First things first: this might be a bug in MXMLC. It sure did cause a bug in my program though! Read on for the stupid mistake that had me scratching my head.

One of my first articles on this site discussed AS3’s caching of the object you iterate over in a for-in or for-each loop. This is mightily handy. As such, I use it frequently to avoid the creation of temporary variables. It’s less typing, less bloat, and produces a cleaner result. Here’s how it looks:

for each (var name:String in getNames())
{
	trace(name);
}

Simple, eh? Well, one day I was doing some refactoring of function parameters and, in a typo, accidentally ended up moving the parentheses around such that one of the parameters was outside the function call. It looked like this:

for each (var name:String in getNames(), false)
{
	trace(name);
}

An honest typo. This should have never compiled. It did!

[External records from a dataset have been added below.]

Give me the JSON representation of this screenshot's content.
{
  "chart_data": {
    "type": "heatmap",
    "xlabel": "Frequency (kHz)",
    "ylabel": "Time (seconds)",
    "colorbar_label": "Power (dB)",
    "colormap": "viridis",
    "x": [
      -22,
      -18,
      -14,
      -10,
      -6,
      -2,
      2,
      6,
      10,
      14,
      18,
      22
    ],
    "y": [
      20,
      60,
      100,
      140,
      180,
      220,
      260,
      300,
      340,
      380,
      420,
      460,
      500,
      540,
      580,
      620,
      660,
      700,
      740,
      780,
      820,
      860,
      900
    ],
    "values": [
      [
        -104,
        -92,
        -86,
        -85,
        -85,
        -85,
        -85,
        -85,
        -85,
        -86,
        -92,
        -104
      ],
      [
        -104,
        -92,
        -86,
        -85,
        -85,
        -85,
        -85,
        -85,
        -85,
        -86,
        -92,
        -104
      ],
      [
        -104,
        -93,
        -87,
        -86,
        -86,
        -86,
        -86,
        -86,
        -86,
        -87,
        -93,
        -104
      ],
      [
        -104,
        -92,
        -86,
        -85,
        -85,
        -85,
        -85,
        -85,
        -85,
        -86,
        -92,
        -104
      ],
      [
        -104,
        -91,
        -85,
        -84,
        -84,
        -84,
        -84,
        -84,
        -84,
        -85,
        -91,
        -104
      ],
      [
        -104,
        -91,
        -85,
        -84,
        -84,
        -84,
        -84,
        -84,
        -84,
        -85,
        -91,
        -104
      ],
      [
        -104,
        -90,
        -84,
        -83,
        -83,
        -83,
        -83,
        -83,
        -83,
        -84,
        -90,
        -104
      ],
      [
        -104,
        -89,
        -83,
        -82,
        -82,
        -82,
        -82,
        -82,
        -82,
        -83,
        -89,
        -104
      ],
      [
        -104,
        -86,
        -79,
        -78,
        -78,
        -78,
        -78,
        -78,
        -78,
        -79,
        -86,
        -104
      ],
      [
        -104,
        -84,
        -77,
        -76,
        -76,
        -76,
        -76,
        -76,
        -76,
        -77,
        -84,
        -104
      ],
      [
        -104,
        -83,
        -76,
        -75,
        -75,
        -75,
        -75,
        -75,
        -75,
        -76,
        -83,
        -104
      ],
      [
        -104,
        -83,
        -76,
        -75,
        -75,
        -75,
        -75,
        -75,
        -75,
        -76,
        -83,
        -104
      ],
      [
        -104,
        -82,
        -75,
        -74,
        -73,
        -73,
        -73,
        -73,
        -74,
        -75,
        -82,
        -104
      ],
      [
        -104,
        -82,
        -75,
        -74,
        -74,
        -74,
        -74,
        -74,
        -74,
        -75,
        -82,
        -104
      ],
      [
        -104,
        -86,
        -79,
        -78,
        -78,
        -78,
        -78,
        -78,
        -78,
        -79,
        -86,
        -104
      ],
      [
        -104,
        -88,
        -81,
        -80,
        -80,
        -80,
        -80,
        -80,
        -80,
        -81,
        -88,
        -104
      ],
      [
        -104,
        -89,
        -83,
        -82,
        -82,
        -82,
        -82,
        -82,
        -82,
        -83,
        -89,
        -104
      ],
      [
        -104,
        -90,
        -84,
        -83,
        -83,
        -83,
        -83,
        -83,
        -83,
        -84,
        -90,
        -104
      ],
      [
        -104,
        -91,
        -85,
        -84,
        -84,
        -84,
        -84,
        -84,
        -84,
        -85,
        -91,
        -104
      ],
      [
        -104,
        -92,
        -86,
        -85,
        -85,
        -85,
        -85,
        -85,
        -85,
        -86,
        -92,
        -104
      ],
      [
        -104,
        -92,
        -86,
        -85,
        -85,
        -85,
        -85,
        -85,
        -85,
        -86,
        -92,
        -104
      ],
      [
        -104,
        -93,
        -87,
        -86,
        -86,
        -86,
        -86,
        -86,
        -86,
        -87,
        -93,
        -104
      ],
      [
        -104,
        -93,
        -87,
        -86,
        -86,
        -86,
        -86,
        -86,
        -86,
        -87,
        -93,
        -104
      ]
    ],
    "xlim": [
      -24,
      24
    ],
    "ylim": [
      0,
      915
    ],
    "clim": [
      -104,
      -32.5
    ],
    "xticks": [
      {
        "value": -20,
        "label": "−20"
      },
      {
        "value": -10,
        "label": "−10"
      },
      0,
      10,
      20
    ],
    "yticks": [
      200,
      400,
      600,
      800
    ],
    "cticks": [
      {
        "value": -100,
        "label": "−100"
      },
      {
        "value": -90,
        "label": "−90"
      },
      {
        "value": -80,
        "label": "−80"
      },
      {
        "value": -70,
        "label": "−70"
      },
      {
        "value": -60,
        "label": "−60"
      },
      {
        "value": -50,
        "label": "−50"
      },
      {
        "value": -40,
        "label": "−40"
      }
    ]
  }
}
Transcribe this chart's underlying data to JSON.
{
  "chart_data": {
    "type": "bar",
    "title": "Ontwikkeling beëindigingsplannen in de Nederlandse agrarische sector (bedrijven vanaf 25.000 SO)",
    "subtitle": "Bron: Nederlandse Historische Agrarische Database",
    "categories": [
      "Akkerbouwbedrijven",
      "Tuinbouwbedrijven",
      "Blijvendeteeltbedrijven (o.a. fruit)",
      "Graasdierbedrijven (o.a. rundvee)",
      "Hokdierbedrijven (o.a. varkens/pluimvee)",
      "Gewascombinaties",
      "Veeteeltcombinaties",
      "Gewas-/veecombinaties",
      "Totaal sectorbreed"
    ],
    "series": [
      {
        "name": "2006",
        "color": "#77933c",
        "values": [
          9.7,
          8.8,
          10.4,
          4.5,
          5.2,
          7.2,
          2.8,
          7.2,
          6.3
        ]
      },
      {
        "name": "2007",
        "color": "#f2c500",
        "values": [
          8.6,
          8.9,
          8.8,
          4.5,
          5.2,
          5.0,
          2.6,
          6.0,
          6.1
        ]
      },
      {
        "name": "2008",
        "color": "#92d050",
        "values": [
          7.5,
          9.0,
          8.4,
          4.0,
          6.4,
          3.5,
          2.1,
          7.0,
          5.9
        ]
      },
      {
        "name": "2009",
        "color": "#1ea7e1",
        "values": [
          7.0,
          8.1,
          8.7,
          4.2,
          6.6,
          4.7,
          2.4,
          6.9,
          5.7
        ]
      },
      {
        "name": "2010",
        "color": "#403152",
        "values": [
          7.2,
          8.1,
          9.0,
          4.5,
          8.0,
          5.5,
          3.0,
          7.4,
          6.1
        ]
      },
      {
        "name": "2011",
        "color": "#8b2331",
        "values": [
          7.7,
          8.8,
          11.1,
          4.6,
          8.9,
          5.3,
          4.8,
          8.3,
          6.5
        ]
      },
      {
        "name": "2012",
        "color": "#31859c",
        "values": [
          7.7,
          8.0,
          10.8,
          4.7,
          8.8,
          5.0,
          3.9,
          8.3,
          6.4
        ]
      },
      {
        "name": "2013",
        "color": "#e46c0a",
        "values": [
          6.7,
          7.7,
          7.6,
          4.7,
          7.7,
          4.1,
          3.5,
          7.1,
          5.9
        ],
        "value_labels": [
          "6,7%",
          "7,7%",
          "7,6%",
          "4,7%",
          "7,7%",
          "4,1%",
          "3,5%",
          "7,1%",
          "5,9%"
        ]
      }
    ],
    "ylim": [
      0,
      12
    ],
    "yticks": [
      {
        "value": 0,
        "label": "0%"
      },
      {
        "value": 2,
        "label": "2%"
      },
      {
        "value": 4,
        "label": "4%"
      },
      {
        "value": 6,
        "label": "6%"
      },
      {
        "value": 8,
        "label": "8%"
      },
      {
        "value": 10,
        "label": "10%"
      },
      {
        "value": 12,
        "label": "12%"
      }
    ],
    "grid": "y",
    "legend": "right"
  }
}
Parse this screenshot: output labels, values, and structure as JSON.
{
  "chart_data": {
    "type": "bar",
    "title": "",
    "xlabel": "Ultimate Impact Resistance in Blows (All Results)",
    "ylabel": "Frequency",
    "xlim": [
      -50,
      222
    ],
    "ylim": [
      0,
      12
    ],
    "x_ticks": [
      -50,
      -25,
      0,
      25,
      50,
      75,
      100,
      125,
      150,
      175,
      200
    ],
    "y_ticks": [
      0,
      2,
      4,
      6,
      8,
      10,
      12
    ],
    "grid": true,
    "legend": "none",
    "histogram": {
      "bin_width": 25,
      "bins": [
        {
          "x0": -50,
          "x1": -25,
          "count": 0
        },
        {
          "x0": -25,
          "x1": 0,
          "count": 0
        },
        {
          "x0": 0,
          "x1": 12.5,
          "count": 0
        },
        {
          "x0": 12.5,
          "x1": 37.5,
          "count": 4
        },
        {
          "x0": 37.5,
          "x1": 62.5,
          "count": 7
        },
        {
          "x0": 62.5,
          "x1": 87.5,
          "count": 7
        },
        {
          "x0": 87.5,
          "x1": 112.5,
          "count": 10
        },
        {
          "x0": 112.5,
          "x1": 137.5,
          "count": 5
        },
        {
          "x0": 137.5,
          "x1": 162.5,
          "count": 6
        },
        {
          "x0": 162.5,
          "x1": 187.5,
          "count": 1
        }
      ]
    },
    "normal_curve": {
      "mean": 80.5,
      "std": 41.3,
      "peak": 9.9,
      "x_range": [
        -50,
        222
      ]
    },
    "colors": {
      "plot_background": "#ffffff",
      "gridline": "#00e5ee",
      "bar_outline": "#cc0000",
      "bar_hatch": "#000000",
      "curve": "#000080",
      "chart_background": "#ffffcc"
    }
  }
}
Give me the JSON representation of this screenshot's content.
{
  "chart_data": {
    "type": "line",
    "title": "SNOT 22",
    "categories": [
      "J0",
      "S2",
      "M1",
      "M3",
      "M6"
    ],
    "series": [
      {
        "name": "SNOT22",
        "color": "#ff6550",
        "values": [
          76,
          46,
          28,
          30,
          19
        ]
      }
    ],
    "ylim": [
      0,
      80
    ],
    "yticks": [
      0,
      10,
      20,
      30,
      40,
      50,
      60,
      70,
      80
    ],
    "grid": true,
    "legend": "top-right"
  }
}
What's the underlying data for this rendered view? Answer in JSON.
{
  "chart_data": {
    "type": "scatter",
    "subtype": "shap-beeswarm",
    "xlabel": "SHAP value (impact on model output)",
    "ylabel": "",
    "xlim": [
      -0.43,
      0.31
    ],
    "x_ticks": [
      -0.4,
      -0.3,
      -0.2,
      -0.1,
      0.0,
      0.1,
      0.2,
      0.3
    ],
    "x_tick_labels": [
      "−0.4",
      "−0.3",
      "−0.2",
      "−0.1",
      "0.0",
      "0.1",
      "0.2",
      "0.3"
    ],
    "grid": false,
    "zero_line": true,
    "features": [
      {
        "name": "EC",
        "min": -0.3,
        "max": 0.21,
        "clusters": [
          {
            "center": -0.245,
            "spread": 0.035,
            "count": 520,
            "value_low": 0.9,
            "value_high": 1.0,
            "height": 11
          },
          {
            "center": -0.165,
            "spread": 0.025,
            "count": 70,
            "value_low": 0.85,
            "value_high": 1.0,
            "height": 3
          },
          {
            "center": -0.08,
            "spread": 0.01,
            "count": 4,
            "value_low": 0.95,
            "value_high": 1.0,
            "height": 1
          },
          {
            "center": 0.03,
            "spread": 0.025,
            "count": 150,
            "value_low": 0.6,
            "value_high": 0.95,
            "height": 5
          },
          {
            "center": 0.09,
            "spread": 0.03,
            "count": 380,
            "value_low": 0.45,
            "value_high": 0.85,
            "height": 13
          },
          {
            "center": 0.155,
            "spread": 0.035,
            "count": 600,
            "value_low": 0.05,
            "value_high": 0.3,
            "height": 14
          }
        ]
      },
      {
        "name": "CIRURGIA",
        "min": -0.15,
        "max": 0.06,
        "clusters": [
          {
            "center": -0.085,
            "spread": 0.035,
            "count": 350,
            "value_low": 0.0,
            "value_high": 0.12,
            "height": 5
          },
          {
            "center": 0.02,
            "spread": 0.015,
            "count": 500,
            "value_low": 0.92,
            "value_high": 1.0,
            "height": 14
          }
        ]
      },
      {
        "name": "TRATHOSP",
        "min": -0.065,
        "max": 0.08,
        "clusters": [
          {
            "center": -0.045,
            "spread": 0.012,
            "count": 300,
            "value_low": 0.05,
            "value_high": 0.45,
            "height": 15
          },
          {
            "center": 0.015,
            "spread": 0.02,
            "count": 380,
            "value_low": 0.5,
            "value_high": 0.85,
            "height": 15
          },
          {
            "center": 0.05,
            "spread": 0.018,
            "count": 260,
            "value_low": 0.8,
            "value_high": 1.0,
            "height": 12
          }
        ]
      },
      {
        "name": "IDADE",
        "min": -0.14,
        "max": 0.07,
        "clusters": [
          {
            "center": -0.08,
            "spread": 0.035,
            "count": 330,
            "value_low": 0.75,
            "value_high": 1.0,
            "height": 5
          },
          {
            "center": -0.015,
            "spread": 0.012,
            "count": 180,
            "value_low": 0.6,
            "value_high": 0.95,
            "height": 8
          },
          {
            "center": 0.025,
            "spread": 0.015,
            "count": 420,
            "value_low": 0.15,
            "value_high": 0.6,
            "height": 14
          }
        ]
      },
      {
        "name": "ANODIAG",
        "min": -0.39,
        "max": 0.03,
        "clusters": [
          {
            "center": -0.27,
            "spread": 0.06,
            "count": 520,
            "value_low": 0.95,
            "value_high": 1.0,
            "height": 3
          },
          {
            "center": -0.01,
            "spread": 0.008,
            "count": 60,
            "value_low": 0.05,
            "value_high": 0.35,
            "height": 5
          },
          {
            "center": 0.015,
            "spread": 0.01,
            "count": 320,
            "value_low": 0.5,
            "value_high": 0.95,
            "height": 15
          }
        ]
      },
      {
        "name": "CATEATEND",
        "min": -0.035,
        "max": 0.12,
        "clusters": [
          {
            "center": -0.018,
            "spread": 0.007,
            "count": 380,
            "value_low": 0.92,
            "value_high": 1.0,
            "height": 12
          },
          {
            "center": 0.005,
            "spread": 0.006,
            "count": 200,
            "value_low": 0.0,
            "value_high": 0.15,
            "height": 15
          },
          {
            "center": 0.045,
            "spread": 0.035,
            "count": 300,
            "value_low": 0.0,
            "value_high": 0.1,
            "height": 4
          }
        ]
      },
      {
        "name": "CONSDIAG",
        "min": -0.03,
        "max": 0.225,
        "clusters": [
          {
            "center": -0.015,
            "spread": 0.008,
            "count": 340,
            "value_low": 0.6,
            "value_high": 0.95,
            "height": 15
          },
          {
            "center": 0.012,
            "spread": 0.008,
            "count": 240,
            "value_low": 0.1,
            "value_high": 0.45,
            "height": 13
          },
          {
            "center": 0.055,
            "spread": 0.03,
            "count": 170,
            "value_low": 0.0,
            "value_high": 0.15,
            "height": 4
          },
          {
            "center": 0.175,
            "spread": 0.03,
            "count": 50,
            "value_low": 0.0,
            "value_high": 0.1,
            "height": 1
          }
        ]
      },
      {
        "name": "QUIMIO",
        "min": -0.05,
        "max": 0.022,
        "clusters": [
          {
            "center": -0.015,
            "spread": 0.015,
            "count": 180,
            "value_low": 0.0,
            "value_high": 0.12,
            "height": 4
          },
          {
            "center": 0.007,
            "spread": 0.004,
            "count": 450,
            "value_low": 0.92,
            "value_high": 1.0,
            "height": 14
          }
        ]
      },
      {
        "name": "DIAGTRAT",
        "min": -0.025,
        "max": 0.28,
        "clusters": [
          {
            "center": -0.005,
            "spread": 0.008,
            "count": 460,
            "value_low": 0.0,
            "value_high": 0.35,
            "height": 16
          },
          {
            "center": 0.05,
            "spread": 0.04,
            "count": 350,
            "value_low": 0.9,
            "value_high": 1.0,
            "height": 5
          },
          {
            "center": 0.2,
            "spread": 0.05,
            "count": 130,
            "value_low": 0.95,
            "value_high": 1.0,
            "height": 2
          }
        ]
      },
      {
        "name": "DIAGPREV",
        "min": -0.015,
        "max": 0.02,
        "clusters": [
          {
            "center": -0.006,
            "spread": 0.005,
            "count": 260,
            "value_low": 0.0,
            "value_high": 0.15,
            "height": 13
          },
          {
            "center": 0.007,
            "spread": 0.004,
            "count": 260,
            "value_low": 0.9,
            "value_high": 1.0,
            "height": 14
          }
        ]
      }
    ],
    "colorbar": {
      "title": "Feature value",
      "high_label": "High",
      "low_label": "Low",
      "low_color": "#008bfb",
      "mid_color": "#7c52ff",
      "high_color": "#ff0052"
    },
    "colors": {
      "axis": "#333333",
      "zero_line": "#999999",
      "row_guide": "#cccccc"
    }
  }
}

As is starting to sound usual in my articles, there was no compiler warning or error to alert me of my silly typo. I therefore got to experience the joy of debugging this at runtime. What do you think the output would be for this:

trace("before");
 
// assume getNames() returns an array with length 2
for each (var name:String in getNames(), false)
{
	trace(name);
}
 
trace("after");

Well, the extra false seems to shut down the whole loop. The loop is never entered and you simply get:

before
after

At this point I figured that the comma operator was coming into play and that the expression getNames(), false was evaluating to false. So I tried replacing the false with a true. The results were unchanged. I also tried this with a for-in loop and the results were the same there too. So have I found a bug? Maybe. No where in Adobe’s documentation does it discuss this apparently-incorrect usage of the for-in and for-each loops. I only know what I’ve found out above, so my only advice to you is to watch out for this and simply never do it. Happy looping!